Sonntag, 9. März 2014

Rezension: "Der Prophet des Todes" von Vincent Kliesch

Inhalt: Der Mord eines jungen Ehepaares hält die Polizei in atem. Kurz danach wendet sich der Prophet an Julius Kern und Kern wird vom Fall abgezogen. Ein Wettlauf gegen die Zeit beginnt. Denn Julius muss Tassilo finden oder er verliert seine eigene Familie. Das gestaltet sich als schwierig, denn Tassilo hat eine neue Identität bekommen....

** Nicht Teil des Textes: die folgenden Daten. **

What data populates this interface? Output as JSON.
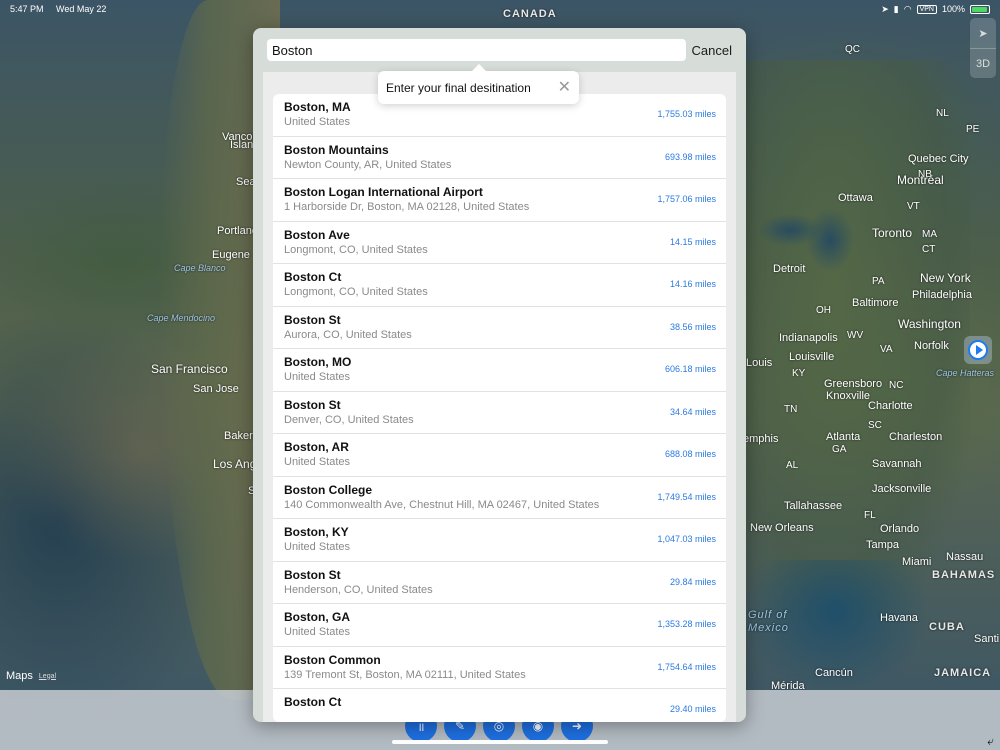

Fazit: Ein spannendes und gelungenes Finale,auch wenn ich fand, daß etwas viel in den Abschluss der Trilogie reingetan wurde. Wir werden immer wieder in Zeitsprüngen hin und hergeworfen. Mal sind wir bei Tassilo einige  Tage zuvor, dann wieder im hier und jetzt bei Julius Kern. Was jedoch diesen Teil von den anderen beiden unterscheidet, hier kannten wir bis zum Schluss nicht den Täter. Auch wenn ich anfangs einen Verdacht hatte, der sich als falsch erwies. Auf den wahren Täter wäre ich im Traum nicht gekommen. Da hat der Autor geschickt, die Spannung aufgebaut und die Fäden miteinander verknüpft. So das am Ende, alles perfekt zusammenlief. Ich muss ganz ehrlich gestehen, Tassilo mag ich inzwischen sehr gern, er war mir sogar sympathisch. Und ich war wirklich gespannt, wie Tassilo aus seiner eigenen Misere rausfand, aber wie er es gelöst hat, hat mich nicht überrascht. Das war eben Tassilo.
Alles in allem ein sehr gelungener Abschluss der Trilogie um Julius Kern. Mit diesem Buch hat der Autor ein Meisterwerk abgegeben. Der Autor wird von Buch zu Buch besser. Der letzte Teil fiel auch etwas grausamer aus.